Stomie : Kangouroo Girl lutte contre les tabous au quotidien

Stomie et RCH : Portrait de Kangouroo Girl
Écouter cet article

Charlène, plus connue sous le nom de Kangouroo Girl sur les réseaux sociaux, a perdu l’essentiel de son tube digestif à la suite d’une erreur chirurgicale. Aujourd’hui, elle est venue nous parler de son quotidien avec une RCH et une stomie.

En photo principale : Charlène, alias Kangouroo girl, vit avec une stomie depuis l’âge de 18 ans.

Pouvez-vous vous présenter en quelques mots ?

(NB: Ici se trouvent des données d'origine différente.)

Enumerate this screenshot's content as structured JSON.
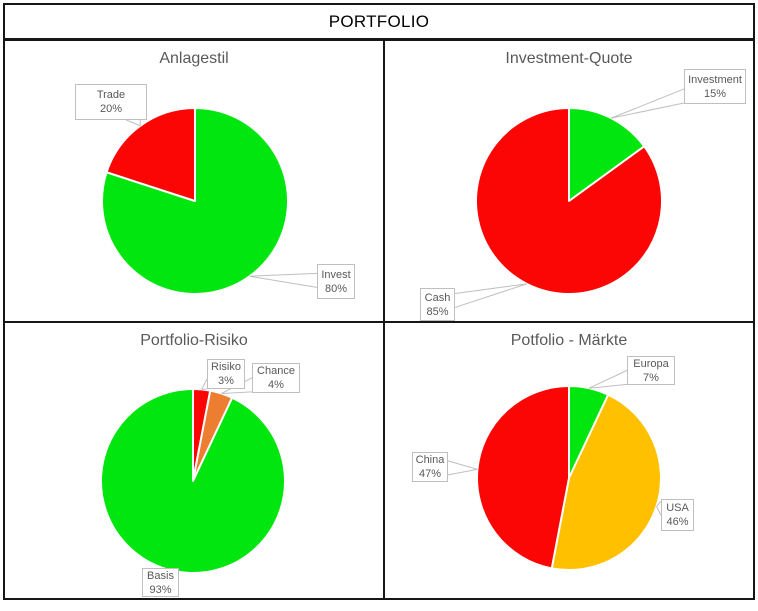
{
  "window": {
    "title": "PORTFOLIO"
  },
  "styles": {
    "green": "#00E60E",
    "red": "#FB0505",
    "orange": "#ED7D31",
    "gold": "#FFC000",
    "slice_border": "#FFFFFF",
    "leader_line": "#BFBFBF",
    "callout_border": "#BFBFBF",
    "callout_bg": "#FFFFFF",
    "label_text": "#595959",
    "frame_border": "#161616"
  },
  "chart_data": [
    {
      "type": "pie",
      "title": "Anlagestil",
      "legend_position": "none",
      "labels_style": "callout",
      "slices": [
        {
          "label": "Invest",
          "value": 80,
          "value_text": "80%",
          "color": "#00E60E"
        },
        {
          "label": "Trade",
          "value": 20,
          "value_text": "20%",
          "color": "#FB0505"
        }
      ]
    },
    {
      "type": "pie",
      "title": "Investment-Quote",
      "legend_position": "none",
      "labels_style": "callout",
      "slices": [
        {
          "label": "Investment",
          "value": 15,
          "value_text": "15%",
          "color": "#00E60E"
        },
        {
          "label": "Cash",
          "value": 85,
          "value_text": "85%",
          "color": "#FB0505"
        }
      ]
    },
    {
      "type": "pie",
      "title": "Portfolio-Risiko",
      "legend_position": "none",
      "labels_style": "callout",
      "slices": [
        {
          "label": "Risiko",
          "value": 3,
          "value_text": "3%",
          "color": "#FB0505"
        },
        {
          "label": "Chance",
          "value": 4,
          "value_text": "4%",
          "color": "#ED7D31"
        },
        {
          "label": "Basis",
          "value": 93,
          "value_text": "93%",
          "color": "#00E60E"
        }
      ]
    },
    {
      "type": "pie",
      "title": "Potfolio - Märkte",
      "legend_position": "none",
      "labels_style": "callout",
      "slices": [
        {
          "label": "Europa",
          "value": 7,
          "value_text": "7%",
          "color": "#00E60E"
        },
        {
          "label": "USA",
          "value": 46,
          "value_text": "46%",
          "color": "#FFC000"
        },
        {
          "label": "China",
          "value": 47,
          "value_text": "47%",
          "color": "#FB0505"
        }
      ]
    }
  ]
}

Je m’appelle Charlène, connue sous le nom de Kangouroo Girl sur les réseaux sociaux.
J’ai 28 ans, j’habite dans le sud de la France.
Ma vie a basculé et radicalement changé il y a presque dix ans maintenant.
Suite à une erreur chirurgicale, j’ai perdu l’essentiel de mon tube digestif, c’est-à-dire l’intégralité du colon et une grosse partie de l’intestin grêle. Il ne me reste plus que 50 cm. De ce fait, je suis stomisée à vie (jéjunostomie) ce qui nécessite, donc, que je sois perfusée 15h sur 24 et 7j/7 afin de m’hydrater et m’alimenter car je n’absorbe plus rien ou très peu…
Je mange comme tout le monde mais énormément. On appelle ça une hyperphagie compensatrice. Je mange environ 12 000 calories par jour, mais je n’absorbe quasiment rien. Je mange surtout pour le plaisir de manger !

Charlène, alias Kangouroo Girl
Charlène, alias Kangouroo Girl

Charlène, alias Kangouroo Girl

Pouvez-vous nous raconter votre parcours, comment le diagnostic est tombé ?

J’étais jeune, j’avais 12/13 ans.
J’avais des douleurs très fortes au ventre. J’ai commencé à avoir du sang dans les selles, des glaires, diarrhées, de plus en plus incontinentes.
J’ai fait des prises de sang, des analyses de selles, des examens multiples et suite à un examen (sous anesthésie générale), que l’on appelle une coloscopie, on pose enfin un nom sur l’enfer que je vis depuis des mois et des mois. On me diagnostique une RCH = Rectocolite hémorragique.
C’est une MICI. Une maladie inflammatoire chronique de l’intestin.
Pour ma part, la maladie touchait l’intégralité du gros côlon ainsi que le rectum.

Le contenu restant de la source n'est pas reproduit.